If PrRP receptor could be targeted to dendritic synapses through its association with GRIP-like PDZ domain proteins, the activation of PrRP receptor could modulate the postsynaptic neuron through an indirect interaction with AMPA receptors. Whether there exists a link between AMPA receptor function and PrRP receptor activation is being addressed presently in our laboratories. However, it is not unprecedented for a GPCR to regulate physiological function by modulating a channel protein through C-terminal tail interactions with PDZ domain proteins. For instance, the 2 adrenergic receptor (2R) in the kidney regulates cellular pH by modulating Na⁺/H⁺ exchange through a G protein-independent pathway (Hall et al., 1998). This regulation was found to occur through the interaction of C-terminal four amino acids of 2R with a protein containing a single PDZ domain called the Na⁺/H⁺ exchange (NHE) regulatory factor (Hall et al., 1998). Activation of 2R leads to association with NHE regulatory factor, which normally binds and inhibits the NHE type 3 channel. The association with 2R relieves the inhibition and restores NHE functioning.
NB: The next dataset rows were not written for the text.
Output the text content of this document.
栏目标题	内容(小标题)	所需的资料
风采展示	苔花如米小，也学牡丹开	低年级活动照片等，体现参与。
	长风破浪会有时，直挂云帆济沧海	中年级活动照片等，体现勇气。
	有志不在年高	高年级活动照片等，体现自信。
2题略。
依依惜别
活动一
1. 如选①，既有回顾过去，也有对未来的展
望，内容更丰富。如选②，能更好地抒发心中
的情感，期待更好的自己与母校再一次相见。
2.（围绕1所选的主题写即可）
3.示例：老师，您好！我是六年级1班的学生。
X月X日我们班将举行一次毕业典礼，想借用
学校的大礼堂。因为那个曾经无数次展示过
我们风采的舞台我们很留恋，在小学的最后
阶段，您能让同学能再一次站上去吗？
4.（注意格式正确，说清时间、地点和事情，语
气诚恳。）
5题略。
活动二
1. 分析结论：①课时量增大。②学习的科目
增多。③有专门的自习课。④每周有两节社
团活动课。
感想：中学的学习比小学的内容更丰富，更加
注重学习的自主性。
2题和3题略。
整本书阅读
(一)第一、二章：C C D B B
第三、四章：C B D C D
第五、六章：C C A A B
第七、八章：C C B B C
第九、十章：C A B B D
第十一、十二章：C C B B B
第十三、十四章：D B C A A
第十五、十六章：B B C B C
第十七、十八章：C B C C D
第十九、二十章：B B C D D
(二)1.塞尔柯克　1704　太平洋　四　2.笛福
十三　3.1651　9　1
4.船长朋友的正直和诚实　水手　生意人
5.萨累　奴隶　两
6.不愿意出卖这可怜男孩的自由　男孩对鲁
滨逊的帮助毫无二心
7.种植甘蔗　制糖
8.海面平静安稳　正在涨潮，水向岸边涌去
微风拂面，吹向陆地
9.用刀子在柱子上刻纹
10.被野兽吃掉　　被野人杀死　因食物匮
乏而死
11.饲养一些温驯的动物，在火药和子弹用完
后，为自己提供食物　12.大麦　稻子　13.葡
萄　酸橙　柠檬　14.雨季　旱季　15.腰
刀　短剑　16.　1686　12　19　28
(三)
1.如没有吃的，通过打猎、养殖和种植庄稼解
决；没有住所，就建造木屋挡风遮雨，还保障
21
In Drosophila species photoreceptor cells, the rhodopsin protein activates a calcium transient through a transient receptor potential calcium channel via a Gq/phospholipase C/eyePKC pathway (Tsunoda et al., 1997). The PDZ domain protein inaD with five PDZ domains interacts with components of this phototransduction cascade (TRP channel, phospholipase C, and PKC) to form a macromolecular machinery of proteins to which rhodopsin efficiently couples once it is activated by a photon (Tsunoda et al., 1997).

It is also interesting to note that both the PrRP receptor and GluR2 and GluR3 contain a serine residue at the -3 position (-SVVI versus -SVKI, respectively) which was shown to be critical for GRIP interaction (Dong et al., 1997) (Fig. 2, A and B). This data raises the question for the role of the serine at the -3 position. The last four amino acids of GluR2 and 3 (-SVKI) conforms to the consensus required for PKC phosphorylation sites. Indeed, it was shown recently that PKC phosphorylation at the serine residue in GluR2 attenuates binding to GRIP1 (Matsuda et al., 1999) and this phosphorylation event is critical for regulating the internalization and surface expression dynamics of AMPA receptors containing GluR2 subunits (Chung et al., 2000; Matsuda et al., 2000). PrRP receptor lacks the critical basic amino acid at the -1 position (-SVVI). We predict, therefore, that the binding between the C terminus of PrRP receptor and GRIP and ABP should not be modulated by PKC. Consistent with this prediction, experiments using the phorbol ester PMA to activate PKC did not change the ability of the PrRP receptor to interact with GRIP, although okadaic acid, which increases the overall phosphorylation states of proteins by inhibiting PP1/PP2A phosphatases, did dramatically attenuate binding of GRIP to PrRP receptor. Whether the interaction between PrRP receptor and these PDZ domain proteins is regulated by phosphorylation at the specific serine residue in PrRP receptor, and whether PrRP receptor activation alters this interaction by the activation of other kinases, such as the G protein-coupled receptor kinases, is currently under investigation.

In conclusion, we have found that a GPCR can associate with the same PDZ domain proteins that interact with AMPA receptors. These data could be important to help further understand the PrRP receptor function in the central nervous system by suggesting that PrRP receptor may modulate neurotransmission specifically at glutamatergic synapses.